El asunto tuvo su origen en las demandas presentadas por un marfileño y un maliense que saltaron la valla en 2014, en un grupo de unos ochenta inmigrantes subsaharianos, y que fueron devueltos inmediatamente a Marruecos. En sentencia de 3 de octubre de 2017, una Sala de siete jueces del TEDH condenó a España por violación del art. 4 del Protocolo nº 4 al CEDH, que prohíbe las expulsiones colectivas, y del art. 13 del Convenio, argumentando que a los demandantes habían sido expulsados sin las garantías legales. A juicio del Gobierno español, la sentencia afectaba a la eficacia de la lucha contra la inmigración ilegal en Ceuta y desconocía sus competencias en la materia, de acuerdo con la normativa Schengen. La práctica de las ‘devoluciones en caliente’ comenzó en 2005. Consiste en el rechazo en frontera y la devolución inmediata a Marruecos, sin ningún trámite adicional, de los inmigrantes que intentan entrar de forma irregular en territorio español, saltando la valla de forma organizada, en grandes grupos, por la fuerza e incluso empleando la violencia contra los agentes que custodian las fronteras. En cambio, los inmigrantes podrán formular sus solicitudes de protección internacional (asilo o refugio) en los puestos fronterizos o en el resto de los lugares habilitados al efecto, principalmente las Oficinas de Extranjeros, las Comisarías Provinciales de Policía o las representaciones diplomáticas y consulares en el extranjero. Esa es la vía.

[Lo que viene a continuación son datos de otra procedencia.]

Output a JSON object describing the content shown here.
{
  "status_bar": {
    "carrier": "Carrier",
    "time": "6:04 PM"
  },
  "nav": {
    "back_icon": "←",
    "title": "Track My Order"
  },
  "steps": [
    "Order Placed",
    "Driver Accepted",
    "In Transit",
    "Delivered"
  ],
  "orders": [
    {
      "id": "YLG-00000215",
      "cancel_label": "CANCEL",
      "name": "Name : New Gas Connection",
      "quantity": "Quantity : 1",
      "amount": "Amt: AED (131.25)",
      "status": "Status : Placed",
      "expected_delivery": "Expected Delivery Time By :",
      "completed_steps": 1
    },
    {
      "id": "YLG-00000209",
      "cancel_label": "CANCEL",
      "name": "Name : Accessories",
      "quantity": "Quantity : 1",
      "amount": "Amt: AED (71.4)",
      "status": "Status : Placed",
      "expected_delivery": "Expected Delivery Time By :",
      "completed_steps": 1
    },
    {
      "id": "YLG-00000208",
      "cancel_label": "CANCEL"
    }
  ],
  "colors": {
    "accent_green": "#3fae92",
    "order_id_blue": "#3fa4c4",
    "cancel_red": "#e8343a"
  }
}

Otro asunto relevante es a la supresión de las pelotas de goma y la rebaja o anulación de las conductas de insulto o resistencia, incluso física, a la policía en determinadas situaciones. Una cosa es derogar la llamada "Ley Mordaza" en su conjunto, como compromiso electoral, y otra cosa hacerlo eliminando aspectos de la autoridad del Estado y el respeto a sus servidores, especialmente en situaciones de especial violencia y enfrentamientos en la vía pública, Los sindicados policiales han manifestado que consideran una medida concreta contra los agentes de policía. Las pelotas de goma forman parte del material disuasorio para alejar a las concentraciones de manifestantes violentos y evitar el cerco y enfrentamiento directo con la policía, sobre todo, si la superan en número. Bien que se busquen alternativas a las pelotas de goma que no sean lesivas, pero sin desarmar a la policía. Especialmente grave es la rebaja en la consideración y efecto de los insultos a los agentes en el desempeño de su labor e incluso la resistencia o el enfrentamiento físico con los mismos. Bastaría una disculpa y todo queda en nada.